昨年までは先発の頭数6人がそろいませんでしたが、石川(雅規)、館山(昌平)と勝ち星をある程度計算できる柱となる投手がいて、良い投手をどんどん回せる交流戦には適していました。交流戦では絶対的な投手2、3枚いるほうがいいですよね。ただ今季は力量の近い投手が多く、ずば抜けているわけではありません。また、石川がちょっと勝ち運に恵まれていませんが、彼本来の持ち味が全然出ていないわけではありません。
<Q3>打線に関してはいかがでしょうか。交流戦ではパの本拠地ではDH制があります。

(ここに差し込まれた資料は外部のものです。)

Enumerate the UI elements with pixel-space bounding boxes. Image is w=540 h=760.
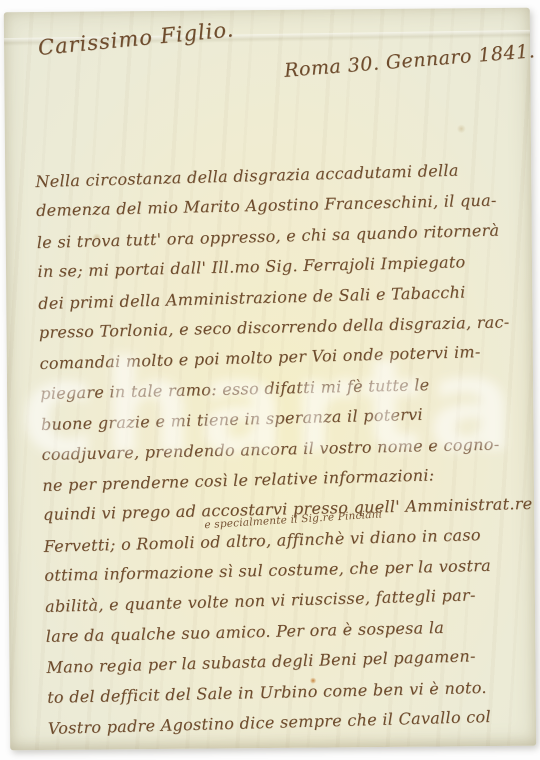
letter-paper-sheet: Carissimo Figlio. Roma 30. Gennaro 1841.… bbox=[4, 8, 536, 751]
age-spot bbox=[457, 124, 466, 133]
letter-salutation: Carissimo Figlio. bbox=[37, 17, 235, 60]
letter-body: Nella circostanza della disgrazia accadu… bbox=[35, 155, 530, 743]
letter-dateline: Roma 30. Gennaro 1841. bbox=[283, 40, 536, 82]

セ・リーグの監督にとって、投手の継投や打順、守備位置変更など考えることが多いです。DH制によってさまざまな作戦も変わってくるでしょう。投手の調子だけを見て戦えるので監督としてはやりやすいです。中軸が当初、青木(宣親)、デントナ、ガイエルで考えていたのですが、肝心の四番がちょっとね。打てる人を使っていくしかないです。
<Q4>過去5年間戦ってきて、パ・リーグのデータも蓄積されたと思いますが、いかがでしょうか?
交流戦は短期ですからね。これまでのデータもありますが、新戦力が加わり投手や野手も昨年と違った形になって、今年の戦い方になっているのではないでしょうか。日本ハムのように、昨年は良かったのに今年はなかなかといったチームもあるでしょうし。その時の状態を見ながらぶつかっていきます。昨年我々は交流戦2位。ただ、昨年のように絶対的な投手がいませんから、それがどう出るかですね。
<Q5>「ファンのために」を合言葉に2005年から始まった日本生命セ・パ交流戦。自チームのファンはもちろん、他リーグのファンに、どのようなところに注目してみて欲しいですか? ファンへのメッセージをお願いします。
これまでウチは機動力と言われてきましたが、川島慶が離脱し(今季右ヒジを手術)、福地が開幕直後に左ふくらはぎ痛で約1カ月抹消になるなど、今季は走れるメンバーがなかなかそろいません。機動力がなければその分大砲でガンガン打てる打線かと言えば、そういうわけでもありません。今のところは相手にプレッシャーをかけられるようないやらしさがなく、やや中途半端な攻撃になっています。なんとかこれを整えていきたい。大砲でいくか、小粒でもいいから機動力でいくか、戦い方を打ち出していかないとですね。メンバーが固まっていけばそれも出てくると思います。投手陣が踏ん張ってくれているので、接戦をモノにするような戦い方を見てもらえればと思います。
【監督プロフィール】
高田 繁(たかだしげる)/生年月日:1945年7月24日/身長・体重:173cm・70kg/出身:大阪府
経歴:浪商高-明大-巨人68年~80年-日本ハム監督85年~88年-巨人コーチ92年-巨人二軍監督96年~01年-ヤクルト08年~
※このコメントは、2010年5月12日時点のものです。